Danny Sullivan is on TV again.

Once nicknamed "Hollywood", the ex-race car driver is back on the other side of a camera lens, and seems to be liking it. The former Indy Car champion and Indianapolis 500 winner, occasional model, oft-actor, and spokesperson for the sport of racing, now seems to be hell-bent on becoming championship racing's spokesperson. Recently retired as a driver, he is now working with Paul Page and company doing color for the Indy Car and Indy Racing League televised races.

You may remember what they said about Sullivan in his heyday: he was, the publicists said, the prototype race car driver. He had the classic good looks of a Cary Grant, the schoolboy image of a Robert Redford, the oratory skills of David Frost and the nerve of Chuck Yeager. He just looked like he belonged in his role as a superstar race car driver and playboy. And now he's on television again, which can't hurt his image any.

But then again ...

You may remember his past television performances. In 1986 Sullivan began his career in acting when he appeared in the then hot Miami Vice series as, surprise, a race car driver. He also appeared on "All My Children". Anybody who saw the shows -- including Sullivan -- realized that as good looking as the man was, there was no way he was going to make it as an actor, and he gave it up.

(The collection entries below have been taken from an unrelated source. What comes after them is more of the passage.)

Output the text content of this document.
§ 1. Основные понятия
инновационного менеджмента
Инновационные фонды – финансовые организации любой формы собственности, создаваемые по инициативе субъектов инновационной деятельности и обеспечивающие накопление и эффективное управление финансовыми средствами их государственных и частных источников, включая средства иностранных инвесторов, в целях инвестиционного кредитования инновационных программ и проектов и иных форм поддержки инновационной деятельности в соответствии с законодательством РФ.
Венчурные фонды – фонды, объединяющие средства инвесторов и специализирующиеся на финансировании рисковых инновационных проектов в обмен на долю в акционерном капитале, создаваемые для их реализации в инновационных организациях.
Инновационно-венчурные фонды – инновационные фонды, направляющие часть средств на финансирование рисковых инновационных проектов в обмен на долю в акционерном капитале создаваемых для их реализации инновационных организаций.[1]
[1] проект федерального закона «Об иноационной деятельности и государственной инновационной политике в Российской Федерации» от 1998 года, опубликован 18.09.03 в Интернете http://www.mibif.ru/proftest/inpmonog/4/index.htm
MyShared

Over the winter, I spoke to him regarding that brief flirt with stardom of a different type, and he commented on the brief encounter out of the cockpit: "I lived in Long Beach, an area where it's more common to see a famous person than if you live in Indianapolis. The reason I lived there because the guy I originally drove for out in California was a guy named Garvin Brown -- the heir to Brown-Forman distilleries, Jack Daniel, Early Times and so forth. Garvin had an apartment out here and he said, 'Just stay with me.'"

"Well, he knew a lot of people there because he'd been there for ten years. Garvin got around and knew a lot of people. Consequently when I started doing well and had some success I invited people to Long Beach, whether it was Kurt Russell or Don Johnson or people like that. Then I met Michael Mann who produced Miami Vice and he invited me to be on the show, and who's going to turn down being on a hit show."

And so he did it. Maybe you remember it.

He stunk.

He sounded like a tone deaf moose.

But, as Sullivan is wont to do, he made light of the acting experience and went on with his career ... until this season, when he became an announcer.

Uh oh.

In his time, Danny Sullivan has worked a number of jobs, including cab driver and a waiter at Maxwell Plum's, a lumberjack in the Adirondacks, and a chicken ranch hand. So we know he has, well, let's say "range." He still sounds a bit like a computer voice with a Louisville accent, but he usually has something intelligent to say.

Jimmy Cagney once explained that acting is a simple thing: once you've got your cue, he said, you stand your ground and you tell the truth.

Nothing different from what Sullivan's ever done.